Ralph Neville, second Earl of Westmorland (d. 1484), son of John, the eldest son of the first earl by his first wife, married a daughter of Hotspur, and left active Lancastrian partisanship to his younger brothers. He died in 1484. His only son having perished at the battle of St. Albans in 1455, he was succeeded as third Earl of Westmorland by his nephew, Ralph (1456–1523), son of his brother John. This John Neville was a zealous Lancastrian. He took a prominent part in the struggle with the younger branch of the Nevilles for the Yorkshire lands of the first Earl of Westmorland, was summoned to parliament as Lord Neville after the Yorkist collapse in 1459, and was rewarded for his services at Wakefield in December 1460 with the custody of the Yorkshire castles of his uncle and enemy, Salisbury, who was slain there (see under Richard Neville, Earl of Salisbury;Nicolas, Historic Peerage, p. 345; Chron. ed. Davies, p. 106). A Yorkist chronicler accuses him of treacherously getting York's permission to raise troops, which he then used against him (ib.) A few months later he was slain at Towton (30 March 1461).
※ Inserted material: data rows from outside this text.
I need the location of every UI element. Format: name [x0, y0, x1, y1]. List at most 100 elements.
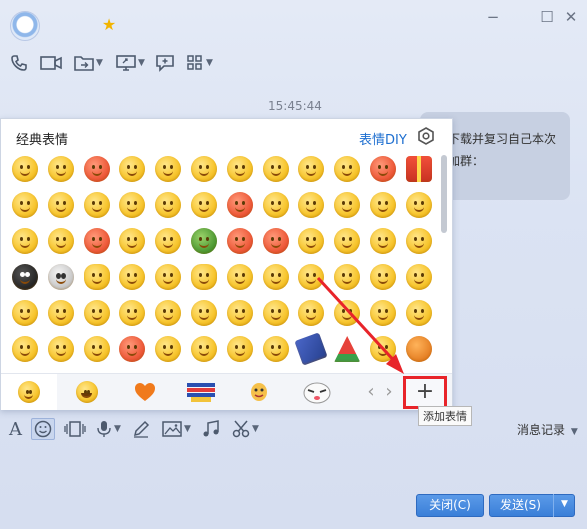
emoji-cell[interactable] — [293, 187, 329, 223]
emoji-cell[interactable] — [186, 331, 222, 367]
image-icon[interactable]: ▼ — [162, 418, 191, 440]
category-classic-tab[interactable] — [1, 374, 57, 410]
emoji-cell[interactable] — [329, 151, 365, 187]
emoji-cell[interactable] — [79, 331, 115, 367]
emoji-cell[interactable] — [258, 331, 294, 367]
emoji-cell[interactable] — [114, 295, 150, 331]
emoji-cell[interactable] — [186, 223, 222, 259]
emoji-icon[interactable] — [31, 418, 55, 440]
emoji-cell[interactable] — [365, 187, 401, 223]
emoji-cell[interactable] — [186, 187, 222, 223]
emoji-cell[interactable] — [7, 223, 43, 259]
emoji-cell[interactable] — [401, 223, 437, 259]
emoji-cell[interactable] — [258, 151, 294, 187]
font-icon[interactable]: A — [9, 418, 22, 440]
emoji-cell[interactable] — [150, 259, 186, 295]
emoji-cell[interactable] — [7, 259, 43, 295]
emoji-cell[interactable] — [150, 331, 186, 367]
emoji-cell[interactable] — [150, 223, 186, 259]
emoji-cell[interactable] — [150, 151, 186, 187]
emoji-cell[interactable] — [365, 223, 401, 259]
emoji-cell[interactable] — [293, 331, 329, 367]
doodle-pen-icon[interactable] — [132, 418, 150, 440]
send-file-icon[interactable]: ▼ — [74, 52, 103, 74]
emoji-cell[interactable] — [222, 259, 258, 295]
emoji-cell[interactable] — [150, 295, 186, 331]
apps-dropdown-icon[interactable]: ▼ — [206, 58, 213, 68]
emoji-cell[interactable] — [114, 259, 150, 295]
emoji-cell[interactable] — [329, 259, 365, 295]
emoji-cell[interactable] — [401, 151, 437, 187]
emoji-cell[interactable] — [258, 259, 294, 295]
emoji-cell[interactable] — [114, 331, 150, 367]
emoji-cell[interactable] — [401, 259, 437, 295]
emoji-cell[interactable] — [222, 295, 258, 331]
category-sticker-pack-1-tab[interactable] — [173, 374, 229, 410]
voice-message-icon[interactable]: ▼ — [96, 418, 121, 440]
add-emoji-button[interactable]: + — [403, 376, 447, 409]
emoji-scrollbar-thumb[interactable] — [441, 155, 447, 233]
emoji-cell[interactable] — [329, 295, 365, 331]
emoji-cell[interactable] — [114, 151, 150, 187]
close-button[interactable]: 关闭(C) — [416, 494, 484, 517]
emoji-cell[interactable] — [293, 223, 329, 259]
screenshot-dropdown-icon[interactable]: ▼ — [252, 424, 259, 434]
music-icon[interactable] — [202, 418, 220, 440]
category-sticker-pack-2-tab[interactable] — [231, 374, 287, 410]
settings-hexagon-icon[interactable] — [417, 127, 435, 145]
emoji-diy-link[interactable]: 表情DIY — [359, 129, 407, 148]
emoji-cell[interactable] — [186, 151, 222, 187]
video-call-icon[interactable] — [40, 52, 62, 74]
screen-share-dropdown-icon[interactable]: ▼ — [138, 58, 145, 68]
category-prev-arrow[interactable]: ‹ — [363, 374, 379, 410]
emoji-cell[interactable] — [401, 295, 437, 331]
emoji-cell[interactable] — [43, 259, 79, 295]
image-dropdown-icon[interactable]: ▼ — [184, 424, 191, 434]
voice-dropdown-icon[interactable]: ▼ — [114, 424, 121, 434]
emoji-cell[interactable] — [258, 187, 294, 223]
emoji-cell[interactable] — [43, 187, 79, 223]
category-next-arrow[interactable]: › — [381, 374, 397, 410]
emoji-cell[interactable] — [365, 331, 401, 367]
emoji-cell[interactable] — [79, 223, 115, 259]
emoji-cell[interactable] — [79, 151, 115, 187]
emoji-cell[interactable] — [401, 187, 437, 223]
emoji-cell[interactable] — [79, 295, 115, 331]
screenshot-scissors-icon[interactable]: ▼ — [232, 418, 259, 440]
emoji-cell[interactable] — [222, 223, 258, 259]
minimize-icon[interactable]: − — [484, 8, 502, 26]
phone-call-icon[interactable] — [10, 52, 28, 74]
screen-share-icon[interactable]: ▼ — [116, 52, 145, 74]
emoji-cell[interactable] — [7, 187, 43, 223]
window-shake-icon[interactable] — [64, 418, 86, 440]
category-emoji-tab[interactable] — [59, 374, 115, 410]
emoji-cell[interactable] — [79, 259, 115, 295]
emoji-cell[interactable] — [43, 295, 79, 331]
maximize-icon[interactable]: ☐ — [538, 8, 556, 26]
category-sticker-pack-3-tab[interactable] — [289, 374, 345, 410]
message-history-link[interactable]: 消息记录 ▼ — [517, 421, 578, 438]
emoji-cell[interactable] — [114, 187, 150, 223]
emoji-cell[interactable] — [222, 187, 258, 223]
emoji-cell[interactable] — [329, 331, 365, 367]
emoji-cell[interactable] — [365, 259, 401, 295]
emoji-cell[interactable] — [293, 151, 329, 187]
add-chat-icon[interactable] — [156, 52, 174, 74]
apps-grid-icon[interactable]: ▼ — [186, 52, 213, 74]
emoji-cell[interactable] — [43, 151, 79, 187]
emoji-cell[interactable] — [7, 295, 43, 331]
close-window-icon[interactable]: ✕ — [562, 8, 580, 26]
emoji-cell[interactable] — [79, 187, 115, 223]
emoji-cell[interactable] — [365, 151, 401, 187]
contact-avatar[interactable] — [10, 11, 40, 41]
emoji-cell[interactable] — [150, 187, 186, 223]
category-favorites-tab[interactable] — [117, 374, 173, 410]
emoji-cell[interactable] — [222, 331, 258, 367]
emoji-cell[interactable] — [186, 259, 222, 295]
emoji-cell[interactable] — [43, 223, 79, 259]
send-file-dropdown-icon[interactable]: ▼ — [96, 58, 103, 68]
emoji-cell[interactable] — [7, 331, 43, 367]
emoji-cell[interactable] — [329, 223, 365, 259]
emoji-cell[interactable] — [329, 187, 365, 223]
emoji-cell[interactable] — [222, 151, 258, 187]
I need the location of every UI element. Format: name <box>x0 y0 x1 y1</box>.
When his son Ralph became third Earl of Westmorland, the barony of Neville merged in the earldom of Westmorland, which came to an end with the attainder of Charles Neville, sixth earl [q. v.], in 1571.

[Rotuli Parliamentorum; Proceedings and Ordinances of the Privy Council, ed. Nicolas; Rymer's Fœdera, original edition; Lords' Report on the Dignity of a Peer; Adam of Usk. ed. Maunde Thompson; Annales Ricardi II et Hen- rici IV with Trokelowe in Rolls Ser.; Gesta Henrici V, ed. Williams for English Historical Society; Otterbourne's Chronicle, ed. Hearne; Testamenta Eboracensia and Wills and Inventories, published by the Surtees Soc.; Hall's Chronicle, ed. Ellis; Dugdale's Baronage and Monasticon Anglicanum, ed. Caley, Ellis, and Bandinel; Rowland's Account of the Noble Family of Nevill, 1830; Swallow, De Nova Villa, 1885; Nicolas's Historic Peerage, ed. Courthope; Wylie's Hist. of Henry IV; Ramsay's Lancaster and York; other authorities in the text.]